The third example is, is Russian-British project "Gardarika" which will become a start-up experimental ground for our research. Together with its British partner Community Education and Development Centre (CEDC) Studio of Computer Design "Gardarika" organised the Centre for support of public initiatives in St.Petersburg on the basis of RCHI - Russian Christian Humanitarian Institute. It includes arranging of educational investigation centre of the problems of a non-commercial sector. Besides in Vyborg, Leningrad oblast, a municipal centre of support of NGO was set up. On the basis of the municipal centre, a group of specialists from Great Britain, St. Petersburg and Vyborg surveyed the principles of the cooperation between NGO, municipal administration, business and mass media. Also a working model of the regional informational net of NGO support was created (St. Petersburg-Vyborg). It allows users of this network (non-commercial organizations of the region) take advantage of Internet in their activities. This project laid down the foundation for creation of the regional network of NGO'sin the territory of Leningrad region.

Internet in Russia - statistics

Russia: Number of Internet users stands at over three million
On the threshold of the third millennium Russia is lagging behind many other countries in the use of world computer technologies, a survey revealed.

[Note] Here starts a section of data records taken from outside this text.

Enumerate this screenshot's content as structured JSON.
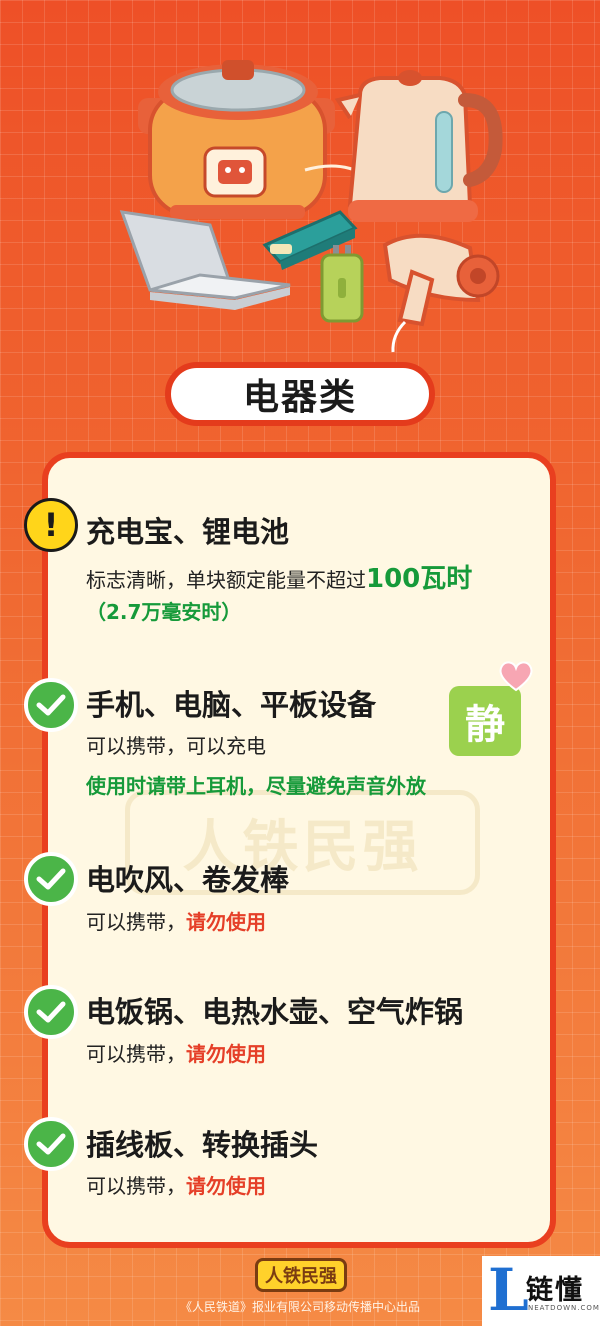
{
  "category_title": "电器类",
  "watermark": "人铁民强",
  "items": [
    {
      "status": "warning",
      "title": "充电宝、锂电池",
      "line1_prefix": "标志清晰，单块额定能量不超过",
      "line1_highlight": "100瓦时",
      "line2": "（2.7万毫安时）"
    },
    {
      "status": "allowed",
      "title": "手机、电脑、平板设备",
      "line1": "可以携带，可以充电",
      "line2": "使用时请带上耳机，尽量避免声音外放",
      "sticker": "静"
    },
    {
      "status": "allowed",
      "title": "电吹风、卷发棒",
      "line1_prefix": "可以携带，",
      "line1_highlight": "请勿使用"
    },
    {
      "status": "allowed",
      "title": "电饭锅、电热水壶、空气炸锅",
      "line1_prefix": "可以携带，",
      "line1_highlight": "请勿使用"
    },
    {
      "status": "allowed",
      "title": "插线板、转换插头",
      "line1_prefix": "可以携带，",
      "line1_highlight": "请勿使用"
    }
  ],
  "footer": {
    "logo": "人铁民强",
    "credit": "《人民铁道》报业有限公司移动传播中心出品"
  },
  "corner_badge": {
    "letter": "L",
    "name": "链懂",
    "domain": "NEATDOWN.COM"
  },
  "colors": {
    "background": "#ef5a2a",
    "card": "#fff8e3",
    "border": "#e93f1f",
    "green": "#169a3a",
    "red": "#e53f28",
    "check": "#4bb548",
    "warning": "#ffd51a"
  }
}
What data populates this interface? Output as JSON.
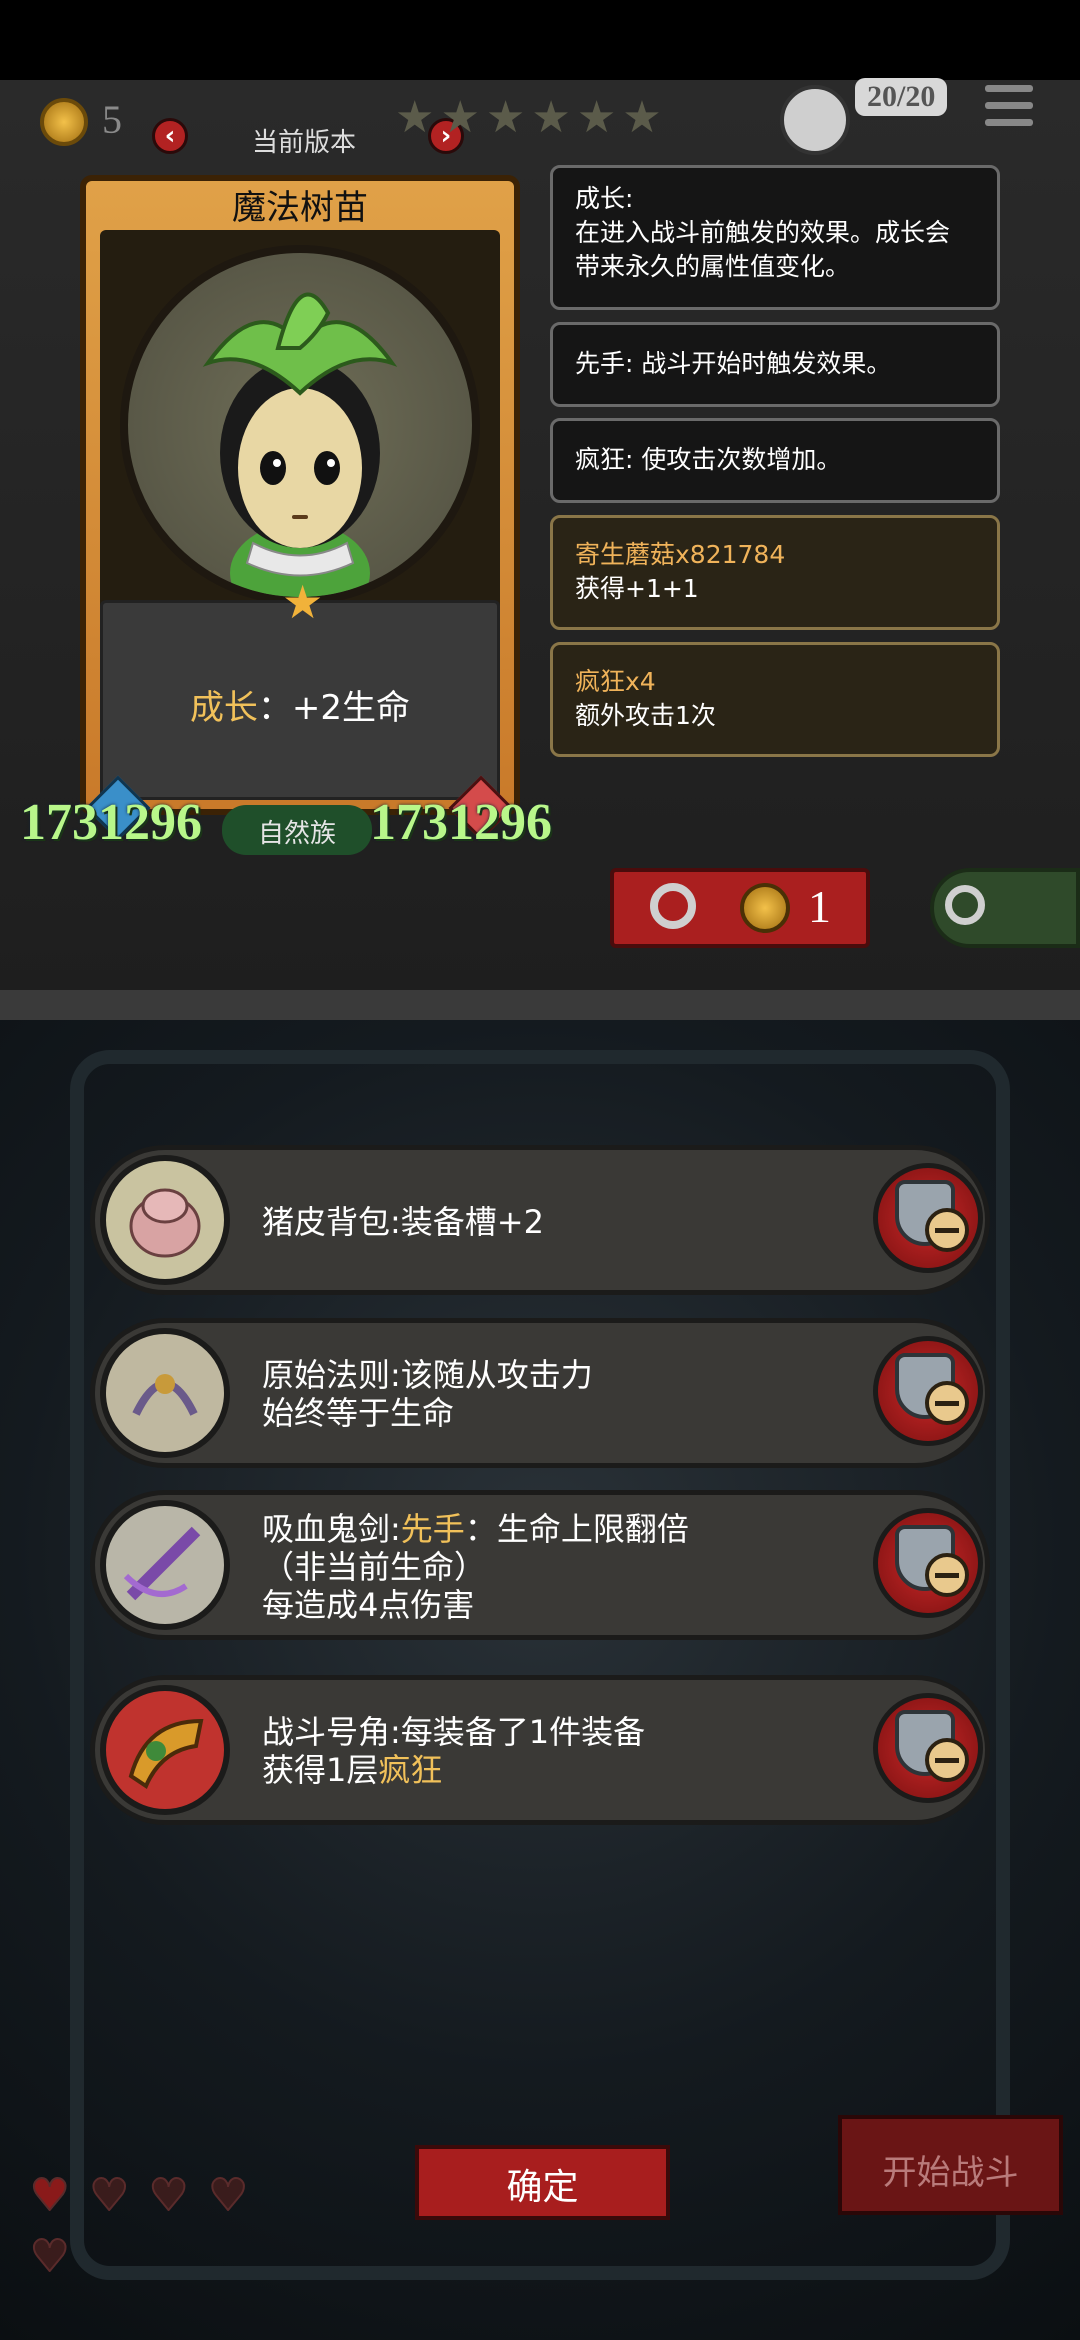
{
  "topbar": {
    "coins": "5",
    "version_label": "当前版本",
    "prev_arrow": "‹",
    "next_arrow": "›",
    "stars": [
      "★",
      "★",
      "★",
      "★",
      "★",
      "★",
      "★"
    ],
    "capacity": "20/20"
  },
  "card": {
    "name": "魔法树苗",
    "desc_keyword": "成长",
    "desc_rest": "：+2生命",
    "attack": "1731296",
    "health": "1731296",
    "tribe": "自然族",
    "star": "★"
  },
  "tooltips": [
    {
      "line1": "成长:",
      "line2": "在进入战斗前触发的效果。成长会",
      "line3": "带来永久的属性值变化。"
    },
    {
      "line1": "先手: 战斗开始时触发效果。"
    },
    {
      "line1": "疯狂: 使攻击次数增加。"
    },
    {
      "line1": "寄生蘑菇x821784",
      "line2": "获得+1+1"
    },
    {
      "line1": "疯狂x4",
      "line2": "额外攻击1次"
    }
  ],
  "refresh": {
    "cost": "1"
  },
  "equipment": [
    {
      "line1": "猪皮背包:装备槽+2"
    },
    {
      "line1": "原始法则:该随从攻击力",
      "line2": "始终等于生命"
    },
    {
      "line1_pre": "吸血鬼剑:",
      "line1_kw": "先手",
      "line1_post": "：生命上限翻倍",
      "line2": "（非当前生命）",
      "line3": "每造成4点伤害"
    },
    {
      "line1": "战斗号角:每装备了1件装备",
      "line2_pre": "获得1层",
      "line2_kw": "疯狂"
    }
  ],
  "buttons": {
    "confirm": "确定",
    "start_battle": "开始战斗"
  },
  "hearts": [
    "♥",
    "♥",
    "♥",
    "♥",
    "♥"
  ],
  "colors": {
    "keyword": "#f1c15a",
    "stat_green": "#b9f78a",
    "button_red": "#a81e1e"
  }
}
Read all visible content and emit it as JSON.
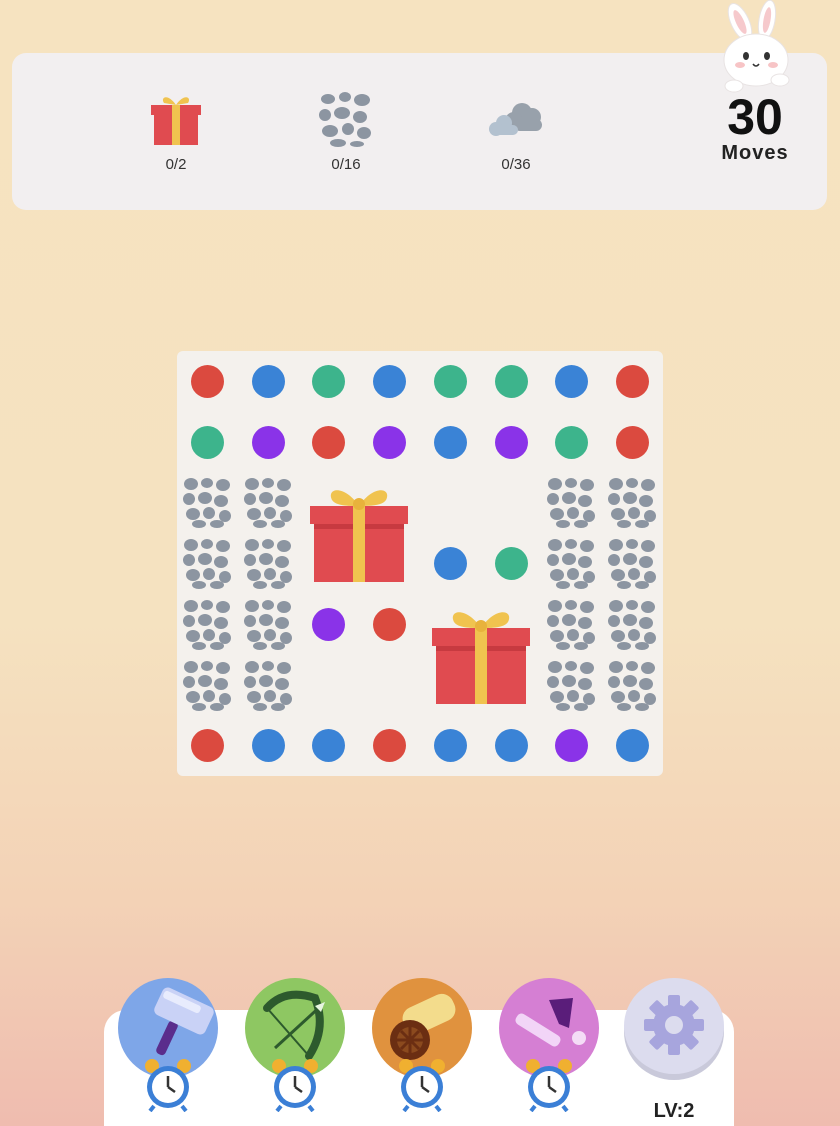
{
  "goals": [
    {
      "icon": "gift-icon",
      "count": "0/2"
    },
    {
      "icon": "stone-icon",
      "count": "0/16"
    },
    {
      "icon": "cloud-icon",
      "count": "0/36"
    }
  ],
  "moves": {
    "value": "30",
    "label": "Moves"
  },
  "colors": {
    "red": "#db4a3f",
    "blue": "#3a83d6",
    "green": "#3db48c",
    "purple": "#8a33e8",
    "stone": "#8c95a1",
    "gift_red": "#e04b50",
    "gift_ribbon": "#f0c34f"
  },
  "board": {
    "rows": [
      [
        "red",
        "blue",
        "green",
        "blue",
        "green",
        "green",
        "blue",
        "red"
      ],
      [
        "green",
        "purple",
        "red",
        "purple",
        "blue",
        "purple",
        "green",
        "red"
      ],
      [
        "stone",
        "stone",
        "gift",
        "gift",
        "empty",
        "empty",
        "stone",
        "stone"
      ],
      [
        "stone",
        "stone",
        "gift",
        "gift",
        "blue",
        "green",
        "stone",
        "stone"
      ],
      [
        "stone",
        "stone",
        "purple",
        "red",
        "gift",
        "gift",
        "stone",
        "stone"
      ],
      [
        "stone",
        "stone",
        "empty",
        "empty",
        "gift",
        "gift",
        "stone",
        "stone"
      ],
      [
        "red",
        "blue",
        "blue",
        "red",
        "blue",
        "blue",
        "purple",
        "blue"
      ]
    ]
  },
  "boosters": [
    {
      "name": "hammer-booster",
      "icon": "hammer-icon",
      "color": "#7ea6e8"
    },
    {
      "name": "bow-booster",
      "icon": "bow-arrow-icon",
      "color": "#8ec762"
    },
    {
      "name": "cannon-booster",
      "icon": "cannon-icon",
      "color": "#e0923e"
    },
    {
      "name": "wand-booster",
      "icon": "magic-wand-icon",
      "color": "#d57fd3"
    }
  ],
  "settings": {
    "icon": "gear-icon"
  },
  "level": "LV:2"
}
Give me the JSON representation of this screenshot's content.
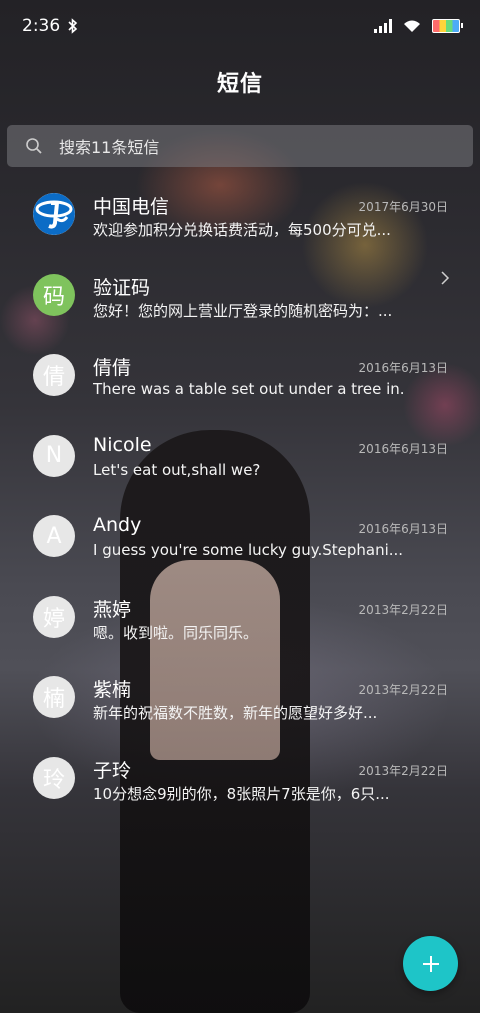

According to the survey conducted by the Obshchestvennoye Mneniye (Public Opinion) foundation, 51.04m Russians or 55.9 per cent, are hardly aware of the existence of the global web: 20.3 per cent of them said they had heard nothing about the Internet before being polled and 35.6 per cent declared they had heard "something".
Judging from the result of the survey, 10.3m Russians, or 11.3 per cent, have access to the Internet at work, at home or at their friends'. The number of actual users is only 3.3m people, or 3.6 per cent. The web mainly remains "something in the capital" as Muscovites make up one-fourth of the users. The inhabitants of St Petersburg come next. But the interests in the Internet is growing in the major cities of the Ural, Volga and South Federal Districts.
A total of 69,610 people were polled in 115 cities located in 65 federal constituents.